Bonum Certa Men Certa

The Concept of Confidentiality May be Self-Defeating in the Context of Patents

If confidentiality or secrecy is the very thing patents were conceived to tackle/discourage...

Patents encourage publication but please keep it all a secret



Summary: If transparency through publication is the supposed motivation of patents, then why is the concept of confidentiality so strictly enforced (even when the EPO itself actively violates the confidentiality of applicants and other stakeholders)?

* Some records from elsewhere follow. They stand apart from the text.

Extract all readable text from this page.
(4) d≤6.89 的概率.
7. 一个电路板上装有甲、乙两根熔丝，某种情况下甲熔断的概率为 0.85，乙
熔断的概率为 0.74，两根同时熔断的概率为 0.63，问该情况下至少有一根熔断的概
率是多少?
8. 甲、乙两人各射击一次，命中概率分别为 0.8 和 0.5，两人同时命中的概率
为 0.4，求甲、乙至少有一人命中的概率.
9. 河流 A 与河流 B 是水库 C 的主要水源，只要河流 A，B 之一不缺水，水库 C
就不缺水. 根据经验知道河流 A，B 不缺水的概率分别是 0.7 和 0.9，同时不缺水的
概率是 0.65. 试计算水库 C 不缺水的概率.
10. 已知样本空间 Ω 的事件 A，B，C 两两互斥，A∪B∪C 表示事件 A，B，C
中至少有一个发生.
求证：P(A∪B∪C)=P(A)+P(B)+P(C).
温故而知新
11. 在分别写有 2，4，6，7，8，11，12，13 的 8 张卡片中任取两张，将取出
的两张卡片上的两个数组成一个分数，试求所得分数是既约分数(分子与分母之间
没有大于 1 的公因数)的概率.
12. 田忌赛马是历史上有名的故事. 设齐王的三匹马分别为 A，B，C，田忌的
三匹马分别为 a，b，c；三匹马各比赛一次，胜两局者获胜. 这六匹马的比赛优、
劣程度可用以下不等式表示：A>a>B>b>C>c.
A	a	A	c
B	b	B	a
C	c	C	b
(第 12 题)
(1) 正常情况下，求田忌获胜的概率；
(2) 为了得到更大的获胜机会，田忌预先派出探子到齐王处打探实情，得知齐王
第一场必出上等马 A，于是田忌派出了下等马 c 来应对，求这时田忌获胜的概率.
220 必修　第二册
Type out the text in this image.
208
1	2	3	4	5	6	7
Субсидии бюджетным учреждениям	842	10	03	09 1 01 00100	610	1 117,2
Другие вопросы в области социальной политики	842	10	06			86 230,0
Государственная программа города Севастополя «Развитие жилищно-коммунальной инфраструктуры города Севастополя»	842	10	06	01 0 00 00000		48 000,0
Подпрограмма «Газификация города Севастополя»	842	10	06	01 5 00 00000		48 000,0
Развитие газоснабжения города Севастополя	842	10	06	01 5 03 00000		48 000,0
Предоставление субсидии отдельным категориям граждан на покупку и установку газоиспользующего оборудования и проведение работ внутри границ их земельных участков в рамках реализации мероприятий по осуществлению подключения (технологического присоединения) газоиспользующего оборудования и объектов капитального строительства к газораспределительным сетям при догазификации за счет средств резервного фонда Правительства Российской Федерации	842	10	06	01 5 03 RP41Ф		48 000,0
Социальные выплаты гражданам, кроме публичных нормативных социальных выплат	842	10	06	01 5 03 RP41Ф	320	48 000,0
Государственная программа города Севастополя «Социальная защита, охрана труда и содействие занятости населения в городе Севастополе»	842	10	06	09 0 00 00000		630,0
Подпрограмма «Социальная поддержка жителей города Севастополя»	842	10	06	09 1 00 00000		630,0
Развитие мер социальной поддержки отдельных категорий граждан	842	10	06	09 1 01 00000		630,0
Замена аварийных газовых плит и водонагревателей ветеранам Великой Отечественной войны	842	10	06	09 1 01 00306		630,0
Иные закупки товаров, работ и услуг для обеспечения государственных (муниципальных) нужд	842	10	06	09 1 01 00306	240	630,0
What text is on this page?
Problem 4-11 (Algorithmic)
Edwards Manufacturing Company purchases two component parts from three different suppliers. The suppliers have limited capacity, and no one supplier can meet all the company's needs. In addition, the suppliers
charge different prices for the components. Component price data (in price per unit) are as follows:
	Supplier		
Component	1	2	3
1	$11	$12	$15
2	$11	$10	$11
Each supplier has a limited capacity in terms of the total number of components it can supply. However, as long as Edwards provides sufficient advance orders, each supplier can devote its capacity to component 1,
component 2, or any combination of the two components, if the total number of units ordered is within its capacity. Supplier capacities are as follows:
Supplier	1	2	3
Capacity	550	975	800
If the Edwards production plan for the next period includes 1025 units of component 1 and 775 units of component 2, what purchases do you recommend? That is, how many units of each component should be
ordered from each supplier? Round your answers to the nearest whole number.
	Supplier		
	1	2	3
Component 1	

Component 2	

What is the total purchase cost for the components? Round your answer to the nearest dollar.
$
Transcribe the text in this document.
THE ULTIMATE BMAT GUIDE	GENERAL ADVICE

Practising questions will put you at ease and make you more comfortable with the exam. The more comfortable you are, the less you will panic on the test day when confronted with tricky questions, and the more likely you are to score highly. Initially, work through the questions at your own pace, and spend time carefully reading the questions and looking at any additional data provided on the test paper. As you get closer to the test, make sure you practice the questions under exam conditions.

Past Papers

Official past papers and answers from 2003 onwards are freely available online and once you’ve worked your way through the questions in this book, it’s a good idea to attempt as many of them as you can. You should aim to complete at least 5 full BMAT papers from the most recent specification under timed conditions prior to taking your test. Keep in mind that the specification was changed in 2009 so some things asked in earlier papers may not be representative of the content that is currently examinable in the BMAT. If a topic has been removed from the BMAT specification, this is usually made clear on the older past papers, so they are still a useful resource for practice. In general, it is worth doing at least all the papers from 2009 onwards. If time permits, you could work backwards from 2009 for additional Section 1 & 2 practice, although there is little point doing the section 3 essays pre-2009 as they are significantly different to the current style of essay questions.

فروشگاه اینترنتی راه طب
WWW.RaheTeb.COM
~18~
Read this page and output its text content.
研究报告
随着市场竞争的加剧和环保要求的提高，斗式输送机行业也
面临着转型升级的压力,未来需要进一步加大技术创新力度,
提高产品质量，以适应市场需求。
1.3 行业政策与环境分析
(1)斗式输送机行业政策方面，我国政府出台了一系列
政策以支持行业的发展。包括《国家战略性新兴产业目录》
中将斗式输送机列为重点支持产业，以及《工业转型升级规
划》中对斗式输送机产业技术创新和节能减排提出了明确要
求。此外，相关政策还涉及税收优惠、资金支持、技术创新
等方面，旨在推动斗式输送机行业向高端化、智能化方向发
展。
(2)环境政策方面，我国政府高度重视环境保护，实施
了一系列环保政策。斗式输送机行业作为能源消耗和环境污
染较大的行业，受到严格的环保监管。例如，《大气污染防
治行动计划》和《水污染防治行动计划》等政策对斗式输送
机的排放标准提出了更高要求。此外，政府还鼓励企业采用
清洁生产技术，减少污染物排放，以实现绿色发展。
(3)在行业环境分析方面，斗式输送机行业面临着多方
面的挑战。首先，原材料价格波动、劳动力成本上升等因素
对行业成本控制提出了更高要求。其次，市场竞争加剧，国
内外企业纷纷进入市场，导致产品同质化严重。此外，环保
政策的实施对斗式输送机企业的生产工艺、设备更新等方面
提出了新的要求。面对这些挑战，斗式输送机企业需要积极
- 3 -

WHEN someone produces a physical invention it is possible to disassemble it and possibly reverse-engineer it thereafter. It doesn't matter if there is or isn't a patent, so in a sense that invention is disclosed as soon as it hits the market/s. The specifications underlying this invention just aren't formally disclosed. In the case of drugs (or chemicals) the production process may not be obvious to the recipient of a drug. However, the ingredients can be determined and sometimes the structural composition as well. In both cases we can see that patents as means of publicising an invention (unlike secrecy or even trade secrets) may be moot; and sure, sometimes patents allude to things that do not exist in the market (yet, if ever) and having some formal description may be valuable for reproduction (in the future or at present by peers/competitors). When it comes to software patents, it all boils down to code. If it is Free software, anyone can study and also copy that code. No point to patents on those...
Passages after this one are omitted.